Sen. Franken schools Rick Perry on the reality of climate change, but Perry remains defiantly ignorantwww.c-span.org
Perry went on to call for a so-called “red team” exercise where scientists argue back and forth with a “blue team” on the issue. “But that is exactly how science works,” replied Franken, with teams of scientists pushing back and forth on one another until a consensus is reached.
Franken then pointed out that the Koch brothers had actually helped set up a “red team” of skeptics to take a new look at all of the historical data on global surface temperatures. He then quoted what the head of that team, Dr. Richard Muller, said in the New York Times about their findings:
Call me a converted skeptic. Three years ago I identified problems in previous climate studies that, in my mind, threw doubt on the very existence of global warming. Last year, following an intensive research effort involving a dozen scientists, I concluded that global warming was real and that the prior estimates of the rate of warming were correct. I’m now going a step further: Humans are almost entirely the cause.
At that moment in the questioning, Perry lost his composure, not merely rejecting this scientific reality but asserting angrily that it is “just indefensible.”

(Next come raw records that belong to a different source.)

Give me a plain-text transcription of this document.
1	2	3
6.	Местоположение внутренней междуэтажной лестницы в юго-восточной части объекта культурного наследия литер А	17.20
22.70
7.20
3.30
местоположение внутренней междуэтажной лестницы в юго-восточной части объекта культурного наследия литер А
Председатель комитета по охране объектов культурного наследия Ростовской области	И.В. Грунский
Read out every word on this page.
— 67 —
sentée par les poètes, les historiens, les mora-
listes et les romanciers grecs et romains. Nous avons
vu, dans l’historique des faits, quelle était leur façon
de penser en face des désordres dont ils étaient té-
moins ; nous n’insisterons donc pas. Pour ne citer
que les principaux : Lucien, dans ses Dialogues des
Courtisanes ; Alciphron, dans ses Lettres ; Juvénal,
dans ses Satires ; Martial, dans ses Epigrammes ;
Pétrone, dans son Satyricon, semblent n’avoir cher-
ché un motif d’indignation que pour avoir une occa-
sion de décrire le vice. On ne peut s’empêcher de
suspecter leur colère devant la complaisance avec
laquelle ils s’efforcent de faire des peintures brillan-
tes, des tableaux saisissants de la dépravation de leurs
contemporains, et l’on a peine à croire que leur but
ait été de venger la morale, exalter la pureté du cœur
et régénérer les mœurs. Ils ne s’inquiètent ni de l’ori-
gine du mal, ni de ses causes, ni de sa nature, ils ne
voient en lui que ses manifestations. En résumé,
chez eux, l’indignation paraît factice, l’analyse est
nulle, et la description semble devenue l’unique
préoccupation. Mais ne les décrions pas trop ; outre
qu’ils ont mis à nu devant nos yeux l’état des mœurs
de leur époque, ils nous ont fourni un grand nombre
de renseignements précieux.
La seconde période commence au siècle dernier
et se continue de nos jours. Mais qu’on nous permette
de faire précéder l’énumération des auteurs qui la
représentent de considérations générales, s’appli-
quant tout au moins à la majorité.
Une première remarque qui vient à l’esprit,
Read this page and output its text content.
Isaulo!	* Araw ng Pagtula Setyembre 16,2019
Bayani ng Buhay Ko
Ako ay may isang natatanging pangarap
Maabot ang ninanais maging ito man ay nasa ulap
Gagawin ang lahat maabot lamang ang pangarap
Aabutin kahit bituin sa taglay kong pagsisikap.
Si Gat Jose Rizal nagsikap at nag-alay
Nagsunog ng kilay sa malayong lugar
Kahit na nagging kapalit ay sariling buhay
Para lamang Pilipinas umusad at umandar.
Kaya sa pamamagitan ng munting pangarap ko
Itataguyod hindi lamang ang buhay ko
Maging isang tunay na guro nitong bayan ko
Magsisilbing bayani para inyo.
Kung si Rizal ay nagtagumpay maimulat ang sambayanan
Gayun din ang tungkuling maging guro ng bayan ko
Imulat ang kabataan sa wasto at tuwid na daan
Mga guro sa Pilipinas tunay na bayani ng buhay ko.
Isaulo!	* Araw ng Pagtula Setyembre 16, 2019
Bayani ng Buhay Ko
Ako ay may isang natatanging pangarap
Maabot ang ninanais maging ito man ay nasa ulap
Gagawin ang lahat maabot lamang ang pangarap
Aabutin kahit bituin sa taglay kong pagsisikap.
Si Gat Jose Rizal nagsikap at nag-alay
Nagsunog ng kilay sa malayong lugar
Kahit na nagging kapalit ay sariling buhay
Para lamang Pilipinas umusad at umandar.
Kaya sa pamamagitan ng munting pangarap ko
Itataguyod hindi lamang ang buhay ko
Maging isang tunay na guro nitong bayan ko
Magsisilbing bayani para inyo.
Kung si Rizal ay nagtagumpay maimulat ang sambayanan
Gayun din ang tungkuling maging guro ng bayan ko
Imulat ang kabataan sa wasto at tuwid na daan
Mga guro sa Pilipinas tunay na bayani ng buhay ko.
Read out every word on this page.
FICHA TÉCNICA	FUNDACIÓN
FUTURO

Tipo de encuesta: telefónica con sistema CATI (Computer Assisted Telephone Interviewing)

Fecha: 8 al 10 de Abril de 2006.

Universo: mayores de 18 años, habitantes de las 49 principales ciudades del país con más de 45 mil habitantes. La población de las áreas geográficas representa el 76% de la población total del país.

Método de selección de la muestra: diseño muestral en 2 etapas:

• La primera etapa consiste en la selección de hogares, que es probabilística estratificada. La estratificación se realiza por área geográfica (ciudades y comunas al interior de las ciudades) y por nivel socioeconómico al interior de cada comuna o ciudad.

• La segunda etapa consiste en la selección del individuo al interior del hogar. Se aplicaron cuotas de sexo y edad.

For the record, not only is it defensible, but in 2013, the world’s leading climatologists concluded in their summary of the latest science that “the best estimate of the human-induced contribution to warming is similar to the observed warming over this period.”
To clarify this science-speak from U.N. Intergovernmental Panel on Climate Change (IPCC), the best estimate is that humans are responsible for all of the warming we have suffered since 1950. Every major government in the world signed off on this conclusion back in 2013.
But the U.S. Energy Secretary is not just unaware of the science; when presented with it, he’s sure it can’t be true. That’s what makes him a denier and not a skeptic.